In May 2019, following his call as an Area Seventy in The Church of Jesus Christ of Latter-day Saints, Elder Vai Sikahema told Deseret News columnist Doug Robinson, “I’m willing to give everything I’ve got, and I just don’t know if it’s enough. I don’t have the gilded résumé.”
“Sikahema went on to explain that many leaders in the church have MBAs and Ivy League educations; many were captains of industry, with managerial experience leading big companies, or professionals who had ascended to the top of their professions,” Robinson wrote. But the reality is that, while Sikahema may not consider himself up to par, when he retired late last year Philadelphia’s NBC10 devoted 40 minutes of airtime to the man who came to their city as Philadelphia Eagle and stayed for over 26 years.
“I’ve raised my kids here. I became a grandfather while living and working in Philadelphia,” Elder Sikahema says in a video segment about his life’s journey. “But now it’s time to begin the next chapter of my life and it has to do with a higher calling that’s central to who I am.”
And when invited to share the next step in his life, Elder Sikahema says, “I read scripture every day. Every day I read from the Book of Mormon and I read from the Bible. And I’ve done it [since I was] a child. It helps informs the decisions that I make in my life—daily and also the big ones like retirement and I just like it was the right time and I felt prompted to do that.”

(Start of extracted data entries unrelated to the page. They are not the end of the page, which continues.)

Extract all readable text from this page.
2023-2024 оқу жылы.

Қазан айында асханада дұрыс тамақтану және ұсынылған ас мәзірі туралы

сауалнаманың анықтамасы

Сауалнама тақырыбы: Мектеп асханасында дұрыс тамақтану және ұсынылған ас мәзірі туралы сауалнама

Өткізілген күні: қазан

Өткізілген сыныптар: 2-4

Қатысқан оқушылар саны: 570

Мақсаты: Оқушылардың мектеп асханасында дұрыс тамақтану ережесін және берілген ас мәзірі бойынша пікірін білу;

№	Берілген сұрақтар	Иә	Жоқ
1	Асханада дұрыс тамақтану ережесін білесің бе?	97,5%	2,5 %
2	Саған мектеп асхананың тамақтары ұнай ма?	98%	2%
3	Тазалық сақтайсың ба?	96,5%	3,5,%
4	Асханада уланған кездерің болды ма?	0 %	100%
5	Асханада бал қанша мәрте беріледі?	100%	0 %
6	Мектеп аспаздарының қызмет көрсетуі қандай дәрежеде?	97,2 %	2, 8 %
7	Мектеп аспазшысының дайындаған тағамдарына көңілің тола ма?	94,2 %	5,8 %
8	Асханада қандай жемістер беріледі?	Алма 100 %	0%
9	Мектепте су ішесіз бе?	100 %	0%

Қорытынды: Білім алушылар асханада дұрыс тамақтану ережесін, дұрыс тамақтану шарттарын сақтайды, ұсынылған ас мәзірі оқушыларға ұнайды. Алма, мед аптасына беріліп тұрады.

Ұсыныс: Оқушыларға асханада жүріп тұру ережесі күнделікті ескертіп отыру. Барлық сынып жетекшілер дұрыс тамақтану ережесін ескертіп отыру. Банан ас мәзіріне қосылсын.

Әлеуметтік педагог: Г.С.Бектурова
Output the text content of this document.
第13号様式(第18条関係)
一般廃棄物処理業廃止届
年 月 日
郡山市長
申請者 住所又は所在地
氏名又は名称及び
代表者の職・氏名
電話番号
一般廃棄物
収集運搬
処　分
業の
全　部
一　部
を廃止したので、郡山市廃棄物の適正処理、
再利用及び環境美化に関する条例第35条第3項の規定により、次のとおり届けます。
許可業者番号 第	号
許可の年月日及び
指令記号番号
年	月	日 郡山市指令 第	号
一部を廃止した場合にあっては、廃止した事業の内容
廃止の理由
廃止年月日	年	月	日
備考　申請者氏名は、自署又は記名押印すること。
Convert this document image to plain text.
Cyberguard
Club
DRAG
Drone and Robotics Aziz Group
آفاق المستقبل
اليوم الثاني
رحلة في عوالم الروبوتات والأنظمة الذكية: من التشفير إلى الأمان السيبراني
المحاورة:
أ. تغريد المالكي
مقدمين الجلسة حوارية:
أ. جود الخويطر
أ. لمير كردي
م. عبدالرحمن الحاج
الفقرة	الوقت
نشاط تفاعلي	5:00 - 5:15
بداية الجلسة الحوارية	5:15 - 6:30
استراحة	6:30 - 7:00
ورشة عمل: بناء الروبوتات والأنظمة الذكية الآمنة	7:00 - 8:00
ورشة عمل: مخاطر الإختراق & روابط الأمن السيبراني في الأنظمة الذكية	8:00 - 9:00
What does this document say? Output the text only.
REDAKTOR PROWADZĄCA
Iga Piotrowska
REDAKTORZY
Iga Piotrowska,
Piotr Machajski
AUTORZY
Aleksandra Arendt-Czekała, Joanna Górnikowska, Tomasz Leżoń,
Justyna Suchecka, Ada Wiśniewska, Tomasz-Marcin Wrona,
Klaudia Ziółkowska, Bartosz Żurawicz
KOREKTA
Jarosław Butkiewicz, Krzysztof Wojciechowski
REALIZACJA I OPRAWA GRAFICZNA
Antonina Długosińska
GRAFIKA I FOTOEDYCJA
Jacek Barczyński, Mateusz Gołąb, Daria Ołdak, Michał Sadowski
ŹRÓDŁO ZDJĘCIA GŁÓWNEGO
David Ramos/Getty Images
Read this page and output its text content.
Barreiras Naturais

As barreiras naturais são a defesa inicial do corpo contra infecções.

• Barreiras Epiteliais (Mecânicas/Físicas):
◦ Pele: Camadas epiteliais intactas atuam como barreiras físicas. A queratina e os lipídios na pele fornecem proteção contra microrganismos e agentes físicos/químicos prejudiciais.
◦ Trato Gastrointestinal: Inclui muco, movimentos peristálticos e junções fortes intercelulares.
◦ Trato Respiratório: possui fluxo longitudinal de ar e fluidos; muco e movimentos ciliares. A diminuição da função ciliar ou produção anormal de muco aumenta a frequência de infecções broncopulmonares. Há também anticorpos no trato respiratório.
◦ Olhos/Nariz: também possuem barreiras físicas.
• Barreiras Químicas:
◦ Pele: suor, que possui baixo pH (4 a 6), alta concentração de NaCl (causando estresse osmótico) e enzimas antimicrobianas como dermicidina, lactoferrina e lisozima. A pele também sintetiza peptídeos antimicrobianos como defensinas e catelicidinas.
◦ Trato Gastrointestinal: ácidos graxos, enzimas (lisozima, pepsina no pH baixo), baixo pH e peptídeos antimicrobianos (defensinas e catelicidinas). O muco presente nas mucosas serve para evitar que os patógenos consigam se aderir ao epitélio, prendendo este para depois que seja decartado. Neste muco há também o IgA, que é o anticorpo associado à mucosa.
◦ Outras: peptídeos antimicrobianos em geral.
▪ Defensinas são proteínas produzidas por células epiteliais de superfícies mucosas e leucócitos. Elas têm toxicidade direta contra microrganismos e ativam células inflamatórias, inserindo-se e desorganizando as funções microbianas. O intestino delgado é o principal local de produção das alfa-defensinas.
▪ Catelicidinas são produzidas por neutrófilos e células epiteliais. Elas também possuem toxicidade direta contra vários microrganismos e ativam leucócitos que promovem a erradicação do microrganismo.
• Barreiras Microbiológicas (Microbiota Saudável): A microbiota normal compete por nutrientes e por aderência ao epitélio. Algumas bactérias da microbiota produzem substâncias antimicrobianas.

As the tribute continued, people like Andy Reid, Jose Canseco, Tony Finau, Tua Tagovailoa, and NBA Today’s Hoda Kotb, Al Roper and Savannah Guthrie bid Elder Sikahema a fond television farewell. A number of segments highlighted the great work Elder Sikahema and his family have done through The Vai Sikahema Foundation, a nonprofit organization dedicated to the support adoption and other youth related charitable causes.
Elder Sikahema also bore his testimony of the temples and shared why his faith means so much to him.
“My church work just feels more and more rewarding. It’s probably a function of our age and where we are in our lives,” he said in an interview with his wife, Kaela, outside of Latter-day Saint chapel. “But I just feel like there’s more for me to give there and there’s not that much more for me to give in my professional life.”